时间:2023-05-21  来源:  作者:青魁含烟

    蚕丝制成的凌锦织品,黑犀牛角轴,锦缎上祥云瑞鹤,富丽堂皇,足以见得皇帝对此事的重视。

    下人将圣旨颤颤巍巍的呈上来,却被卢经业一脚踹翻在地。

    “少爷使不得啊,这可是圣旨,这万一被皇上知道了,可是要杀头的大罪!”

    “哼!”卢经业冷哼一声,睨了眼地上忍着疼还端着圣旨生怕掉在地上的下人,嘲讽道:“不管我尊不尊敬这圣旨,那狗皇帝都是要要我的命的,事到如今我还在乎这个!”

    哪知他话音刚落,就听见外面传来急促的脚步声,守门的护卫没来得及敲门,直接冲进来,扑通一下跪到地上,哀嚎道:“少爷大事不好了,关在监牢里拿丫头不见了!”

    “什么!”

    卢经业没来得及多想,拔腿就冲了出去,速速赶往监牢发现一切都是真的。

    邓珺琪不见了!

    卢经业气得火冒三丈,他拳头一拧,一脚将那人踹翻在地,他吼道:“你怎么看的人,真是废物!”

    他想不明白,卢府里三层外三层都围得严严实实,就算那邓珺琪有通天的本事也不可能一声不吭的就逃了啊,难不成这人有遁地的本领

    “少爷息怒,少爷息怒。”下人颤颤巍巍的跪在地上,磕了好几个响头,怯怯道:“我刚才还看见人在这儿的,哪知出去上个厕所的功夫再回来人就不见了,还有少爷您看那牢门的锁都没打开过,可是……可是这人就是没了,怕是闹……”

    那人“鬼”字还没脱口,就被卢经业一声厉喝止住,他吼叫道:“胡说什么,哪有什么鬼怪之说!”

    他锁眉深思,幽幽的目光盯着漆黑的牢房,半晌后重重喘了一口气,怒道:“好,好啊,好一招调虎离山!”

    圣旨刚下来,转眼他这边人就丢了,可明日又不得不启程起皇都,屎盆子尿盆子就等着往他身上扣呢,这一次他是被人算计的明明白白啊!

    ……

    同样的深夜,司南好不容易把司子怀哄睡着了,她换了身衣服,又把那张地图拿出来温习一遍,随后打开窗户,一个闪身出去,彻底融入黑夜中。

    这一次她没往皇宫深处那皇帝和皇后的寝宫去,而是往皇宫的外围掠去,跟上次去皇宫深处不同,这一路上几乎没什么侍卫,就算有也是那种吊儿郎当没什么状态的,正值子时,也是人最困的时候,他们的头早就一点一点的快要睡着了。

    司南仿若入无人之境般就到了目的地,这是一座塔楼,高八层,亭台楼阁,朱檐碧色,金碧辉煌,夜风吹过还伴着铃铛清脆的声响,若不是被夜色遮挡,怕是这阁楼会更漂亮。

    司南眉峰一挑,正要抬步往里走时,突然听到后面传来一道低沉的声音。

    “皇家禁地,若姑娘没有皇上的圣旨还是请回把,我不想和你动手。”

    司南一凛,心中惊叹,这人是什么时候到的,她竟然一点都没觉察,半点气息没有,可见这人的功夫绝对不简单。

    怪不得一路上她一个像样的侍卫都没见到,敢情是不用其他的,光这一个人就够了。

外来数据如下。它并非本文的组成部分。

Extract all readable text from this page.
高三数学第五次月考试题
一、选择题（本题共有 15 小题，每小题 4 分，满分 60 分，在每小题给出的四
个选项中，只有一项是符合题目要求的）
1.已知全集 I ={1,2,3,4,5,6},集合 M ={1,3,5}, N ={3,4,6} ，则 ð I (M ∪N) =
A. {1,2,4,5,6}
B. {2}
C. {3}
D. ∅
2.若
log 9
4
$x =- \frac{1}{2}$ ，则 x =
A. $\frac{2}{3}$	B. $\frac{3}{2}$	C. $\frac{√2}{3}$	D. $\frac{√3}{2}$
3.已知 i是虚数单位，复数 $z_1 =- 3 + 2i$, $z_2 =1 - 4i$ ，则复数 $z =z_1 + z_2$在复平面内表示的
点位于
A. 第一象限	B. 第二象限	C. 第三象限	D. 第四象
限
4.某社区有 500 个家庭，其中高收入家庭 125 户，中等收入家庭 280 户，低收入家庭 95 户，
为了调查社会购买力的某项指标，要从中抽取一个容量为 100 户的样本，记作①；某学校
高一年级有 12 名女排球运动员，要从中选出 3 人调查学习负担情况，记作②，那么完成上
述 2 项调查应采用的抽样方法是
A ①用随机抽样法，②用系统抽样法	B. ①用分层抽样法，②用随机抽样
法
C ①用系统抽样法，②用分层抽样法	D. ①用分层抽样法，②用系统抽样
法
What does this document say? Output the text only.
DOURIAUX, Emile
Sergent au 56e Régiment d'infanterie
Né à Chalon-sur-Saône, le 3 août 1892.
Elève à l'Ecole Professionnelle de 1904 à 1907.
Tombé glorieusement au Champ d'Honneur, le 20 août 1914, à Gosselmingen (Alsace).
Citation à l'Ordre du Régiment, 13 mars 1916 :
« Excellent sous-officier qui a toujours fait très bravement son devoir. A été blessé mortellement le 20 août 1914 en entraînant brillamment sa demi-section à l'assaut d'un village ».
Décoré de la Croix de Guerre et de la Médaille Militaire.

    司南心中虽惊叹但面上笑容不减,她转过身,双手环肩,看向后者,微扬的嘴角带着几分邪恶的魅力,淡淡道:“看来水之国的人对自己都很有自信,凭你一人就想拦住我”

    那男子抬头看了眼司南,轻缓的声音在冷风中显得格外清晰,“能不能,试试就知道了。”

    他那方话音刚落,就见那男子身形一转,以着极快的速度朝司南袭来,瞬息间司南觉得周遭的空气都变了,好像置身于一片逆流的汪洋中,耳边水声回响,不似泉水叮咚的清澈,而是惊涛拍岸的汹涌,磅礴气势,洪波涌起。

    司南心中警铃大作,她觉得胸口发闷,好像一块大石头压在心头一样喘不上气,这还不算完,最重要的是,她发现自己竟然一下都动不了,脚下正有冰在一点点冰封住她,从脚底一直蔓延到小腿。

    这是什么鬼东西!

    “水之国的修士向来以水系法术著名,其中最大的派系便是碧云水,若是碰上了一定要多加小心。”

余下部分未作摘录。